History

United States
- Name: Racine
- Namesake: City of Racine, Wisconsin
- Builder: American Ship Building Company, Cleveland, Ohio
- Laid down: 14 September 1943
- Launched: 15 March 1944
- Commissioned: 22 January 1945
- Decommissioned: 27 June 1946
- Stricken: 19 July 1946
- Fate: Sold for scrapping, 2 December 1947

General characteristics
- Class & type: Tacoma-class frigate
- Displacement: 1,430 long tons (1,453 t) light; 2,415 long tons (2,454 t) full;
- Length: 303 ft 11 in (92.63 m)
- Beam: 37 ft 6 in (11.43 m)
- Draft: 13 ft 8 in (4.17 m)
- Propulsion: 2 × 5,500 shp (4,101 kW) turbines; 3 boilers; 2 shafts;
- Speed: 20 knots (37 km/h; 23 mph)
- Complement: 190
- Armament: 3 × 3"/50 dual purpose guns (3x1); 4 x 40 mm guns (2×2); 9 × 20 mm guns (9×1); 1 × Hedgehog anti-submarine mortar; 8 × Y-gun depth charge projectors; 2 × Depth charge tracks;

= USS Racine (PF-100) =

Tacoma-class frigate

USS Racine (PF-100), a , was the first ship of the United States Navy to be named for Racine, Wisconsin.

==Construction==
The first Racine (PF-100) was laid down by the American Ship Building Company, in Cleveland, Ohio, 14 September 1943; launched on 15 March 1944, sponsored by Mrs. Francis H. Wendt; and commissioned on 22 January 1945, at Houston, Texas.

==Service history==
A Navy patrol frigate crewed by the Coast Guard, Racine underwent shakedown off Bermuda and Guantánamo Bay, Cuba, escorting the Italian submarine Atropo from one to the other. Returning to the east coast, she departed Norfolk, Virginia, on 2 April for Oran, Algeria, with convoy UGS 84, returning to the United States with convoy GUS 86.

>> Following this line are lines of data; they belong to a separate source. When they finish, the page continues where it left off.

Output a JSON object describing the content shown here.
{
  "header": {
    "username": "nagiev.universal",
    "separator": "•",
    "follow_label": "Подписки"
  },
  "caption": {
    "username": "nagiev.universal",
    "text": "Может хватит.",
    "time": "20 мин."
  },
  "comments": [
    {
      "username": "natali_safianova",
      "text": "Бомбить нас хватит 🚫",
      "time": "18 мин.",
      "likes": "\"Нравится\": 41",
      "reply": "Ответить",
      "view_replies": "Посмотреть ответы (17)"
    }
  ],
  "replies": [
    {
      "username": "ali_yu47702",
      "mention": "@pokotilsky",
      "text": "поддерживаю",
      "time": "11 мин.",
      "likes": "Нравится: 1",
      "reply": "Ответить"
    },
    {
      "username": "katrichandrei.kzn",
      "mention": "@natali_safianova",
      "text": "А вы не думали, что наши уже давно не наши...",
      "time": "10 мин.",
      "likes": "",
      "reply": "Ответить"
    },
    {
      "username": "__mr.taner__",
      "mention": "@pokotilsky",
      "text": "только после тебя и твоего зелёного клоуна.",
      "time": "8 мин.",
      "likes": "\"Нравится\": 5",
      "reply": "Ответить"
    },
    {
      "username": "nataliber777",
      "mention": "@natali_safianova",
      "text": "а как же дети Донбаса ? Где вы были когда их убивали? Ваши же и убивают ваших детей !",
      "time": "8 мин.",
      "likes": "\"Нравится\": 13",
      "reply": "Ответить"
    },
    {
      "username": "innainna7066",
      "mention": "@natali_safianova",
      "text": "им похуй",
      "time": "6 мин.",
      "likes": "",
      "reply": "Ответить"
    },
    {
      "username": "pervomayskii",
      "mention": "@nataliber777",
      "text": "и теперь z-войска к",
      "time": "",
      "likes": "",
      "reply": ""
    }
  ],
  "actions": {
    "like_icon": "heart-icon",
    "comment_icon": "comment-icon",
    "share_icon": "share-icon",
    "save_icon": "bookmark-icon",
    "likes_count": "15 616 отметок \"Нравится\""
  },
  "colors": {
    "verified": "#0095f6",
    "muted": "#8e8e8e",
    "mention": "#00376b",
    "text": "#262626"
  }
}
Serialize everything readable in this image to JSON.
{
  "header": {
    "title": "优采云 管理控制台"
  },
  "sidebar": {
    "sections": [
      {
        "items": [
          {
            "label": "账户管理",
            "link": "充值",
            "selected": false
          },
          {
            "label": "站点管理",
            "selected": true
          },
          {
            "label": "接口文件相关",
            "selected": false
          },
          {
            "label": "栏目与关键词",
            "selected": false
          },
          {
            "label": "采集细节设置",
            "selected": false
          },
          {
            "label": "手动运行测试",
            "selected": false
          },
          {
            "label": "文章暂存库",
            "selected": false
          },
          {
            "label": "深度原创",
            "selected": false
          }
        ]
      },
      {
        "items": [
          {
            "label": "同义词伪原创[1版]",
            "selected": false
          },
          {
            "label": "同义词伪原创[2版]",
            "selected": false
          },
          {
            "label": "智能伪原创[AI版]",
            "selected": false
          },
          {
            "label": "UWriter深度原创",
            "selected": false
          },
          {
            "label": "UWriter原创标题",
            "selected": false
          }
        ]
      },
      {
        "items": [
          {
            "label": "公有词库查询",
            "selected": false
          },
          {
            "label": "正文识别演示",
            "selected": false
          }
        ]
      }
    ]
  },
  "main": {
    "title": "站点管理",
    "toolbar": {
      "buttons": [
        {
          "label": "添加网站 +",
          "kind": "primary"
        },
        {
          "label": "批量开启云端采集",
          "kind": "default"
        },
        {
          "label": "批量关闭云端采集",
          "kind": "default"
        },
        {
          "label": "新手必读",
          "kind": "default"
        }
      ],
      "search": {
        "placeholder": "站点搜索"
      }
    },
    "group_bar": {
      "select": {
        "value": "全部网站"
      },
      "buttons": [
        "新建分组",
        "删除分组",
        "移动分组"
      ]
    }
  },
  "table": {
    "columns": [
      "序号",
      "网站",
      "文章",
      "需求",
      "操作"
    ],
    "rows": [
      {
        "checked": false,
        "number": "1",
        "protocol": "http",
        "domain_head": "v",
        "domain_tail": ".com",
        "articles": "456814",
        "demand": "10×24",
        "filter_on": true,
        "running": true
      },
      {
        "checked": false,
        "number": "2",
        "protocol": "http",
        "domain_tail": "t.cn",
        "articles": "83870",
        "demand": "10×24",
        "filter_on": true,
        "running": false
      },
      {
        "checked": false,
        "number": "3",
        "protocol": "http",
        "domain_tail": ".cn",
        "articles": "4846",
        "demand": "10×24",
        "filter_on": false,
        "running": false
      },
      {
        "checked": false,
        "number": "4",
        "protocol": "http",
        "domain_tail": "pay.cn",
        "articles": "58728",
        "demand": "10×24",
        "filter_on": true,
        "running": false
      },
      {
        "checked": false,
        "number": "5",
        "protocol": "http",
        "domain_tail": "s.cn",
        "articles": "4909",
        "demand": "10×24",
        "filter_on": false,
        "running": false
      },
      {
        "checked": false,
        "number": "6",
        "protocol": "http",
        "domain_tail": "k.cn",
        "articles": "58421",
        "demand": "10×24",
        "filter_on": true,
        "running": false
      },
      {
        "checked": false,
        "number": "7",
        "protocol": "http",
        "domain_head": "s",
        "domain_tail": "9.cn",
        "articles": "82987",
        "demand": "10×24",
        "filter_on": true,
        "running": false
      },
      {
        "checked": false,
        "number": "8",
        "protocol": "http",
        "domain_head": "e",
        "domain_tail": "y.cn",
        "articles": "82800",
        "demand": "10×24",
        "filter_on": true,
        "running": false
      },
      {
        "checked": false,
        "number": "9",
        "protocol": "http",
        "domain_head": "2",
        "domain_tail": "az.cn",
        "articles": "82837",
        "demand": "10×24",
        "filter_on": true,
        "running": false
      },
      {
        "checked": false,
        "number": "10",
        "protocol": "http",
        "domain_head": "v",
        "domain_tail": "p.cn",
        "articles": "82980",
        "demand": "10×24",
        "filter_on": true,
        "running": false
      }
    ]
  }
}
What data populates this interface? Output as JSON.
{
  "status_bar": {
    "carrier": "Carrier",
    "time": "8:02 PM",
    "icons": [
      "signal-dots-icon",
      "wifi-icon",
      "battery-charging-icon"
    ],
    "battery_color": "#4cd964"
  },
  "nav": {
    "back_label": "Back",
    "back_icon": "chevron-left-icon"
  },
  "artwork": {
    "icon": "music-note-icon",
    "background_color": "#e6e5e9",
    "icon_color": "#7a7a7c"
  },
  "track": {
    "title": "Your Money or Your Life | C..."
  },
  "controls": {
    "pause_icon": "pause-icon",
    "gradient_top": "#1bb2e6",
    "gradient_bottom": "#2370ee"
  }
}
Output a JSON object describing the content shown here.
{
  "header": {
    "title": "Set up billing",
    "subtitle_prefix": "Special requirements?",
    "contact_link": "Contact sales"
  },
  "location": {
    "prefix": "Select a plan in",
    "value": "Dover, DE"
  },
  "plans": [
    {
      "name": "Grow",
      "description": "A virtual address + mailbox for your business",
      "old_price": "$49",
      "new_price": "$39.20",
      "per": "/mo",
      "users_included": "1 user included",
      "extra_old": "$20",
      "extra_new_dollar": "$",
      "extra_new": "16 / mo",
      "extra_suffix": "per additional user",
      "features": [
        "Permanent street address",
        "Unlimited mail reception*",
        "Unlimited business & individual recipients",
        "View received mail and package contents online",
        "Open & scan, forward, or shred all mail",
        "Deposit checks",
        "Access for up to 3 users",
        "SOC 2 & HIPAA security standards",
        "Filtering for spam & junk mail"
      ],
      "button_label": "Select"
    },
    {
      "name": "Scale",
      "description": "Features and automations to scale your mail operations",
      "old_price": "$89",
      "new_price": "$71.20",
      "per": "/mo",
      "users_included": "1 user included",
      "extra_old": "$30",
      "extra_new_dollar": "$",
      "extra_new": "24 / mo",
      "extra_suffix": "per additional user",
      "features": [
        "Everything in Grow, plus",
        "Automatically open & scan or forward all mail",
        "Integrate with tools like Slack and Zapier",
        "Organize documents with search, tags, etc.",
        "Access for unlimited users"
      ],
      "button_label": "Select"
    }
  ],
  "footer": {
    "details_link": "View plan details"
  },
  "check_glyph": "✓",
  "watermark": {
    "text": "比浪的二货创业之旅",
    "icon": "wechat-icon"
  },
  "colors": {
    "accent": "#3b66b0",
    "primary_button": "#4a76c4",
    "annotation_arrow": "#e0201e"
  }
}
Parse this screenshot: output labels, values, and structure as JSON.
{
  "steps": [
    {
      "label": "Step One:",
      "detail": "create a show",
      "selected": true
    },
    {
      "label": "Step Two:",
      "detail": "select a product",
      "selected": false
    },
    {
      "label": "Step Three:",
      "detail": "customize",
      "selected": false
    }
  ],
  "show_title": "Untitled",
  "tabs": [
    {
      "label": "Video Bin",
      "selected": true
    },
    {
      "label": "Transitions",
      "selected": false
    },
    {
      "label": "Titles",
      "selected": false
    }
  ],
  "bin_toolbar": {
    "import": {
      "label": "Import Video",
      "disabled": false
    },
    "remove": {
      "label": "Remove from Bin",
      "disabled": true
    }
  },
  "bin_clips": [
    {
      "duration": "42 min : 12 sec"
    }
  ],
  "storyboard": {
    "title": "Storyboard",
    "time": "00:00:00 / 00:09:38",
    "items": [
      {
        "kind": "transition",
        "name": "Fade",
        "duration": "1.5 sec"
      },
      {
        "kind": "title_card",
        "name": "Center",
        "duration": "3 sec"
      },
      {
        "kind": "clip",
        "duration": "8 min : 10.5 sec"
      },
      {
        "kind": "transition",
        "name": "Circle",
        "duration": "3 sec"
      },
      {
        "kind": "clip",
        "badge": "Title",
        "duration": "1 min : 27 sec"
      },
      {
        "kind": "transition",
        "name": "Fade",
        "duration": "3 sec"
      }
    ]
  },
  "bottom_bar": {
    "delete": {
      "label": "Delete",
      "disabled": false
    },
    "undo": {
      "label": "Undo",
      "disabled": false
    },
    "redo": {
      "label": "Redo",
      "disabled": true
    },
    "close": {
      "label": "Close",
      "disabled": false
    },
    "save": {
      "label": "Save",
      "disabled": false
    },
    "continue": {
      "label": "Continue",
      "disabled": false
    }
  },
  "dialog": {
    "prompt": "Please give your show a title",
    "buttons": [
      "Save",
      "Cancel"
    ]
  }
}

After training exercises in Casco Bay, Maine, and conversion at New York to a weather patrol ship for distant duty, Racine steamed on 7 August for the Panama Canal and Pearl Harbor. On 6 September she departed Pearl Harbor for Tacloban, Leyte Gulf, Philippine Islands, arriving there on 23 September to serve as a weather station ship. On 14 April 1946 she departed Samar, Philippine Islands, to return to the United States, arriving at Seattle on 12 May.

Racine decommissioned at Bremerton, Washington, on 27 June 1946 and was struck from the Navy list on 19 July 1946. She was sold to Franklin Ship Wrecking Company, of Hillside, New Jersey, on 2 December 1947 for scrapping.